Blood-Powered Circuits for Cyborgs

Simplifying Cyborg Circuitry Using Human Blood

Could components made from human blood lead to more seamless interfaces between living tissue and electronics?

Researchers are exploring an unconventional approach to bridging biology and electronics: using human blood to form electronic components. A team in India reports that blood can exhibit memristor behavior, a property long theorized and only recently harnessed in solid-state devices. If developed further, blood-based components could help form more natural, efficient links between neural tissue and electronic devices such as prosthetic limbs, retinal implants, or other cyborg interfaces.

A memristor is a two-terminal passive device whose resistance changes according to the history of voltage and current applied to it, effectively retaining a memory of past electrical activity. The concept was first proposed in 1971 by electrical engineer Leon Chua and later realized in laboratory devices by researchers at Hewlett-Packard using titanium dioxide in 2008. Memristors are of interest for their applications in non-volatile memory, neuromorphic computing, programmable logic, signal processing, and artificial neural networks because their state-dependent conductance can emulate synaptic behavior.

In their study published in the International Journal of Medical Engineering and Informatics, S.P. Kosta and colleagues at the Education Campus Changa in Gujarat describe constructing a simple biological memristor from human blood. Their laboratory device consisted of a 10 ml test tube maintained at 37 °C containing human blood, into which two electrodes were inserted and connected to measurement equipment. Under controlled conditions the blood displayed a clear dependence of resistance on both the polarity and magnitude of applied voltage, and it retained this altered resistance state for several minutes — demonstrating a measurable memory effect.

To test whether this behavior persisted under more realistic conditions, the researchers next created a flowing version of the device where blood moved through a channel while measurements were taken. This dynamic setup also demonstrated memristive behavior. Building on these results, the team plans to miniaturize the design into microchannel devices and to combine multiple flow memristors to implement basic logic or processing functions. Those steps aim to move from a laboratory curiosity toward practical components that might integrate with living tissues.
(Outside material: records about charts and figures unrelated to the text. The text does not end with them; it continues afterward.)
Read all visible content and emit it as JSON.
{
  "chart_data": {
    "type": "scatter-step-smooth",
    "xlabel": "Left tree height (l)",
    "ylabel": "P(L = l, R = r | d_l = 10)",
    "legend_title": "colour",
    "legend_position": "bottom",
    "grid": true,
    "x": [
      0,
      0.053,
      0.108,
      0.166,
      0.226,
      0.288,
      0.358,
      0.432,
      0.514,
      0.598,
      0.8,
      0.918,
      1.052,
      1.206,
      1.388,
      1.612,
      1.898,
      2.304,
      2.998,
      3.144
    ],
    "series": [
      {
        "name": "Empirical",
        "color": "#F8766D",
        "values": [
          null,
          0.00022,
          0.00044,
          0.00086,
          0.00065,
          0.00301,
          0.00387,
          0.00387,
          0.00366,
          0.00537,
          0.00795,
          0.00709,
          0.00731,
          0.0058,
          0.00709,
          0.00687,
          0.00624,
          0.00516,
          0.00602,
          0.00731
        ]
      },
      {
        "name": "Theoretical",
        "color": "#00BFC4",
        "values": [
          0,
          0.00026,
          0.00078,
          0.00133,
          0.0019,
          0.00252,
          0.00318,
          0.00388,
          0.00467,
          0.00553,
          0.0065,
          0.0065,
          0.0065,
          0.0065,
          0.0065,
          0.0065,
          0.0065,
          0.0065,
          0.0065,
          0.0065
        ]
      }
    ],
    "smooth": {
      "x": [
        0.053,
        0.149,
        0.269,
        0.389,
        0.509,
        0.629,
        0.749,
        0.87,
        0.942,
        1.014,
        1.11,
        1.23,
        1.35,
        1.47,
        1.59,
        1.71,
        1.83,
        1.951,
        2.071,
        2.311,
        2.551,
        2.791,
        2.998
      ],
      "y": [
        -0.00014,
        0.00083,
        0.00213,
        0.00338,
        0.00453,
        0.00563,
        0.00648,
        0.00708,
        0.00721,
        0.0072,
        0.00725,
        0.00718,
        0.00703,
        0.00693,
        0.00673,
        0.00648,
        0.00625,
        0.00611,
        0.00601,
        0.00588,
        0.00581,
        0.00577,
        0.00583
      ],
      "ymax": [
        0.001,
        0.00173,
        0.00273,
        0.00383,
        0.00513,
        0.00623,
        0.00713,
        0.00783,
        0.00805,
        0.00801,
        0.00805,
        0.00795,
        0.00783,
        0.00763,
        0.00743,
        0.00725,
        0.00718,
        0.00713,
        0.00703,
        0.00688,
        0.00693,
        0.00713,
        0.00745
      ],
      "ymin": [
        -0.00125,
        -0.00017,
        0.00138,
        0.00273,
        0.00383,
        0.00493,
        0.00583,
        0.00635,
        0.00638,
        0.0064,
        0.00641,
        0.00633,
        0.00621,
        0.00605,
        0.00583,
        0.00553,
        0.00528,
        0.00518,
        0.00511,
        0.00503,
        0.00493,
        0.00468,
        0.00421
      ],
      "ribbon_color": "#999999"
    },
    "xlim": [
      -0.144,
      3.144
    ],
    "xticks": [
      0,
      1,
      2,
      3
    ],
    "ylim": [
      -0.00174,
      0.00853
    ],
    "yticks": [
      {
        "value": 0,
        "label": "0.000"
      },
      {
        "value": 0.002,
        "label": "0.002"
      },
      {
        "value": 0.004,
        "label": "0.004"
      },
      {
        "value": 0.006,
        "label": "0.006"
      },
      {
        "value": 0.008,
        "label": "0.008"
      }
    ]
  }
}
While this work is preliminary and far from creating direct electronic-biological interfaces in humans, it highlights several important possibilities. Using biological fluids or tissues as part of electronic circuits could reduce mechanical and chemical mismatches at the interface between artificial devices and living cells. A circuit element that mimics the adaptive, history-dependent behavior of synapses may be especially useful for prosthetics and neural interfaces, where smooth, bidirectional communication between electronics and nerve cells is essential.

There remain significant technical and ethical challenges. Long-term stability, biocompatibility, sterility, safety, and reliable control of electrical properties in complex biological media must be demonstrated before any clinical application can be considered. Scaling laboratory demonstrations into microfabricated, reproducible devices that operate safely in or near living tissue will require multidisciplinary advances in materials science, microfluidics, bioelectronics and regulatory guidance.

Nevertheless, the demonstration that human blood can behave as a memristive material adds an intriguing option to the toolbox of bioelectronics. Future work that refines microchannel designs, integrates multiple elements for logic and memory, and tests interactions with neural cells could help determine whether blood-derived components offer practical advantages for building more natural, adaptive cyborg interfaces.

Notes about this research article

Contact: S P Kosta
Source: Inderscience Publishers
Image Source: Image adapted from Flickr image by mize2005 and Wikimedia image by MDougM.
Journal Source: “Human blood liquid memristor” in International Journal of Medical Engineering and Informatics, 2011, 3, 16-29

Researchers found that blood could be used to create memristors, a discovery that may one day support circuitry linking neural tissue to electronic components more effectively. Advances in this area could benefit artificial eyes, prosthetic limbs, and other bioelectronic interfaces.